Benefits of Reclaimed Lumber

  • Reclaimed lumber can be free if you are successful in securing your own source. It will likely involve considerable investment in time and effort, however, along with other cost considerations related to transportation, dry storage, and preparation. Typical preparation includes the removal of old fasteners or other steel, cleaning, etc.
  • Reduces consumption of new timber, and as such results in less disturbance to forest ecosystems.
  • It helps to reduce landfill waste.
  • Reclaimed lumber has a lower carbon footprint than new lumber production. 
  • Commercial reclaimed lumber recovery generates more jobs than grinding or landfilling old wood.
  • Reclaimed lumber gains points toward LEED certification in construction projects.
  • Reclaimed wood has an element of romance and nostalgia associated with incorporating “wood with a story."
  • It can often be of better quality than new material.
  • It can fetch higher prices than new material, which can offset the extra costs of reclaimed lumber recovery.

Sources and Preparation

Reclaimed wood is typically recovered from building deconstruction projects. Since its development in the 1980s, the reclaimed wood industry typically focused on old barns as a source of the material.
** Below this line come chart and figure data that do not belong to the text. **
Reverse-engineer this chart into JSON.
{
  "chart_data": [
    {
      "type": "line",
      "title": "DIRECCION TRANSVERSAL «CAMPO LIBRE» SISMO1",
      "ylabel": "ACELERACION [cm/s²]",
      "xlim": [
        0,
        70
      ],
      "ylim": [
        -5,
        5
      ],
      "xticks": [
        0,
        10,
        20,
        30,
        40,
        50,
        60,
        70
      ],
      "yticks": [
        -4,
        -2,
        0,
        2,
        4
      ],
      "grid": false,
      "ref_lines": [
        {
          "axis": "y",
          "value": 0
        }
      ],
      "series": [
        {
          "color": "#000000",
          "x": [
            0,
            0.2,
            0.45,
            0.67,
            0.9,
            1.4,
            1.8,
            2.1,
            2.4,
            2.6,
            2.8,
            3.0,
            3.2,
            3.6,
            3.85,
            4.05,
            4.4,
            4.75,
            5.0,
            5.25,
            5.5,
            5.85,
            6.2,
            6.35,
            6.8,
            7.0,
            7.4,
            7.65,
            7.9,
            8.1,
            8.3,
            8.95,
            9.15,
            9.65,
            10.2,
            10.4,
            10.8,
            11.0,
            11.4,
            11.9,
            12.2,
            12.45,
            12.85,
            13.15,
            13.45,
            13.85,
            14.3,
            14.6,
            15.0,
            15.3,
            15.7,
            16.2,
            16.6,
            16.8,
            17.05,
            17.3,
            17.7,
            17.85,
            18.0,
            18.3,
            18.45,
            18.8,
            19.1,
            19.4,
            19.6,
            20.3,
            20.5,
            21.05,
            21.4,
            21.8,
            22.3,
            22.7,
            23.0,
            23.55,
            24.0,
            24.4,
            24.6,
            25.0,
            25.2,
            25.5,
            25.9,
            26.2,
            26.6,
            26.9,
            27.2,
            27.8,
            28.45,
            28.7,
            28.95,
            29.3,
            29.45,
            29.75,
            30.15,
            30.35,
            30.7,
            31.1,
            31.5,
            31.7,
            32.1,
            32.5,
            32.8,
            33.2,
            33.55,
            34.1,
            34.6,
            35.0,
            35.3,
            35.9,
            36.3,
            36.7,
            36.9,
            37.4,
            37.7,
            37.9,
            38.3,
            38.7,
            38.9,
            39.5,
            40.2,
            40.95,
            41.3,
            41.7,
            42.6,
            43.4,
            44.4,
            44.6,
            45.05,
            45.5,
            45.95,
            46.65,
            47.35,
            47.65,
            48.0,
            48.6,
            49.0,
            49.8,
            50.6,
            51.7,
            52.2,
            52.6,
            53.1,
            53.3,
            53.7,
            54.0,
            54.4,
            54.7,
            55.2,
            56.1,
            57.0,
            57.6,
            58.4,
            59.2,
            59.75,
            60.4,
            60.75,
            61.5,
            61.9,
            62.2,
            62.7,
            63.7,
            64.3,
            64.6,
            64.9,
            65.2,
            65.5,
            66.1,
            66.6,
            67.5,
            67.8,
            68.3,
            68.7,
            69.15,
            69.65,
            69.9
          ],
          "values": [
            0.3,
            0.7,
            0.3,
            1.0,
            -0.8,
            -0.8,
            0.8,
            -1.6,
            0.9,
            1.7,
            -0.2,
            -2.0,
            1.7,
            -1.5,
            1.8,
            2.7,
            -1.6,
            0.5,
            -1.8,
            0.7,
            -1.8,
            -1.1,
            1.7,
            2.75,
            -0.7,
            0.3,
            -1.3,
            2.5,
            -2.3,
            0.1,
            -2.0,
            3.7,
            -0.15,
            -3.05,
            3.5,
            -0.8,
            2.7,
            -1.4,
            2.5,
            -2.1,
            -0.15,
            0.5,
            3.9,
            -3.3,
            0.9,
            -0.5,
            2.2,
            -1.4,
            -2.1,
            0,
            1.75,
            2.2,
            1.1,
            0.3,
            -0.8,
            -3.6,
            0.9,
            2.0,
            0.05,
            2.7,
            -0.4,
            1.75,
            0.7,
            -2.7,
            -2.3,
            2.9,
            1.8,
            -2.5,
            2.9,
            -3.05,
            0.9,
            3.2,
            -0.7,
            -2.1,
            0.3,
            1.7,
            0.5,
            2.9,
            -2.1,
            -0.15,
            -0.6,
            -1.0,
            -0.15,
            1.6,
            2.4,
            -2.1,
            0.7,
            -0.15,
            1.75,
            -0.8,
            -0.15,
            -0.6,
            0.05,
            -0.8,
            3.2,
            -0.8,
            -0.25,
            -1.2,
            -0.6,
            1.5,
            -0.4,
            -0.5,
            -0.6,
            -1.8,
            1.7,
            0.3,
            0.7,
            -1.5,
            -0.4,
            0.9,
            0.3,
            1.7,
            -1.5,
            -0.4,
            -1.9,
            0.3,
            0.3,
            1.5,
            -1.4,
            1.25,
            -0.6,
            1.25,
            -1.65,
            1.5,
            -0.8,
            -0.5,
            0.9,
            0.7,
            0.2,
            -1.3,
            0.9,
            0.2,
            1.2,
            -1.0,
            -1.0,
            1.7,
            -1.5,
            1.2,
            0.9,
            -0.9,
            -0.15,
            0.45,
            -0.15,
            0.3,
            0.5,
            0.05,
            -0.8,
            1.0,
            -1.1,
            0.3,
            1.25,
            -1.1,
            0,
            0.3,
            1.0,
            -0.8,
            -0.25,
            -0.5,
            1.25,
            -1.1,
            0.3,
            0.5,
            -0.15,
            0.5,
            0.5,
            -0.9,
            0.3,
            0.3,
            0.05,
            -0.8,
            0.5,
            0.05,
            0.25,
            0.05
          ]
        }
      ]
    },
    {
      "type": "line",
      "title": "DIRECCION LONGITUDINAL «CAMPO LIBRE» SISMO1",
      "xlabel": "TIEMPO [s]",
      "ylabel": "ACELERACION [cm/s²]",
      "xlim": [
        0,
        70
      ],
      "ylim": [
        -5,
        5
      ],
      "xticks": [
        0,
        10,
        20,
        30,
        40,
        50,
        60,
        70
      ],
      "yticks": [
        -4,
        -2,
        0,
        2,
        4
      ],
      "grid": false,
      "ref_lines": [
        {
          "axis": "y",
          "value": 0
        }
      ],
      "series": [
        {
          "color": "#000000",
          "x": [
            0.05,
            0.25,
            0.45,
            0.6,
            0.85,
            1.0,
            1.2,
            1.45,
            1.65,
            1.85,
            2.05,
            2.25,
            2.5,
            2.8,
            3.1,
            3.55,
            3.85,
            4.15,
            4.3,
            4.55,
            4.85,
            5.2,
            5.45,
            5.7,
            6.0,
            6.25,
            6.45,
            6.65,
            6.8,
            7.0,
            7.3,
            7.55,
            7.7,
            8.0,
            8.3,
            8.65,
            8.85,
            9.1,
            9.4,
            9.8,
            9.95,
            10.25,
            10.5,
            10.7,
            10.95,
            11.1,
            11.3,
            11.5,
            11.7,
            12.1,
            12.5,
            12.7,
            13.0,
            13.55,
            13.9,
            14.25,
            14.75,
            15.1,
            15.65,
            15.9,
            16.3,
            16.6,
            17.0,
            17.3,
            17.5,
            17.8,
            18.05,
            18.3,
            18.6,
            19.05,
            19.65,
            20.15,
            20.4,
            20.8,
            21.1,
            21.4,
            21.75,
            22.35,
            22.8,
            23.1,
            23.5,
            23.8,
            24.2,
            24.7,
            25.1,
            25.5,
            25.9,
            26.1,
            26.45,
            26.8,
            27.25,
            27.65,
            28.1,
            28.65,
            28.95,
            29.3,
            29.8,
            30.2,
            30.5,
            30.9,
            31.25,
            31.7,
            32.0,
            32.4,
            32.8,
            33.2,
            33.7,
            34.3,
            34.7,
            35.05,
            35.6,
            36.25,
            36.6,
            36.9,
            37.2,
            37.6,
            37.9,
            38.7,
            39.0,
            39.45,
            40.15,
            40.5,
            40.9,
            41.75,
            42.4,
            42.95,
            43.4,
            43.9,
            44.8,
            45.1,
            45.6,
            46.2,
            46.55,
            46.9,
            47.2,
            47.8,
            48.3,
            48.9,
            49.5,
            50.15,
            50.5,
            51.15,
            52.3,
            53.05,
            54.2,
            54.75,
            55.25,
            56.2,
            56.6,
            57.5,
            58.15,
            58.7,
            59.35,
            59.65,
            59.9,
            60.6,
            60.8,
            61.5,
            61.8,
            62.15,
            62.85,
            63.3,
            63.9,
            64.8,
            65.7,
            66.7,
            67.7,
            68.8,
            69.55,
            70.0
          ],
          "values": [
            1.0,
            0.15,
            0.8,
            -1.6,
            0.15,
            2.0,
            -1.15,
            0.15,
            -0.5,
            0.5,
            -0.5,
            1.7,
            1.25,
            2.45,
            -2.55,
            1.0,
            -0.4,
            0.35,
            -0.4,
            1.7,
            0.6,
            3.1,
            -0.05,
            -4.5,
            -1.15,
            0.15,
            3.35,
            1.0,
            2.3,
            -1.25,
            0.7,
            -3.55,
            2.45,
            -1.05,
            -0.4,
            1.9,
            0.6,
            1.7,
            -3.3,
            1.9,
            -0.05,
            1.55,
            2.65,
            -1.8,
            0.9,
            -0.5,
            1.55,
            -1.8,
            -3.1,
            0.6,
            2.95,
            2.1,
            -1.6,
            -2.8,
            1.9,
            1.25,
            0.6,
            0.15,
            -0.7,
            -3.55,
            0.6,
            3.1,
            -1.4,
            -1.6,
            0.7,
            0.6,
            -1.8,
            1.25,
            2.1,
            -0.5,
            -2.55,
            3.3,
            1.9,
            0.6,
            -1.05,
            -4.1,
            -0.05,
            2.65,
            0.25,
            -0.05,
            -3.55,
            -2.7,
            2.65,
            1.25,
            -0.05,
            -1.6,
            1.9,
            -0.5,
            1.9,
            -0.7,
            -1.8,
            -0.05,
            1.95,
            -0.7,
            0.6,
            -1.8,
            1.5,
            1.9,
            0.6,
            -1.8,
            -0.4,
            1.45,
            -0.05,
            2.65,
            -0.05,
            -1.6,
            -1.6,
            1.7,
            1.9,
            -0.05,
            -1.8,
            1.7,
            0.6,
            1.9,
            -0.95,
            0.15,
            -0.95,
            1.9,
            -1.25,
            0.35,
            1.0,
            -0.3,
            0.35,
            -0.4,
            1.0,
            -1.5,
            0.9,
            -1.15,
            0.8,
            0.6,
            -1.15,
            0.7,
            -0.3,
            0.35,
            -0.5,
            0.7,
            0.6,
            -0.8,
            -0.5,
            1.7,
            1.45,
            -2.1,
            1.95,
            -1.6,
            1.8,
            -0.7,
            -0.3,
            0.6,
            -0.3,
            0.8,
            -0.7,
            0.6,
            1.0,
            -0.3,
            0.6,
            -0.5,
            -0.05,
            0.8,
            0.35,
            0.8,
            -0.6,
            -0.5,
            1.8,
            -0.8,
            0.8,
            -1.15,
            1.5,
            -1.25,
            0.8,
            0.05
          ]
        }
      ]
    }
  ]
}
The quest for old wood subsequently led to an interest in a variety of old commercial and residential structures.

One unique approach to salvaging old timber is undertaken by Timeless Timber, Fountain City, Wisconsin. It recovers logs from the depths of the Great Lakes. Throughout the 1800s, the company notes, logging companies transported logs to mills on water. Many of the old-growth logs sank, but have been preserved in the low oxygen conditions of icy waters for over a century.

In order to secure sources of reclaimed lumber, it will be useful to establish relationships with deconstruction operators, renovators, and others. Processing of reclaimed wood can be costly as typically any fasteners or other metal must be removed by hand. If further milling of reclaimed wood is required, additional metal detection must be undertaken of each piece prior to processing to avoid damage to milling tools. Milling is often required, as reclaimed lumber may be upcycled into a range of products, including flooring, cabinets, furniture, mantels, or beams. Wood pallets are an important source of shorter lengths of reclaimed lumber.

One cautionary note is that reclaimed wood must pass an engineering inspection before being reused for structural purposes in construction - a step not necessary when the wood is used strictly for non-structural applications such as furniture or decorative purposes. One benefit of high-quality old-growth timber is that it is seasoned and stable, and so is not subject to twisting or shrinking when reused in a building.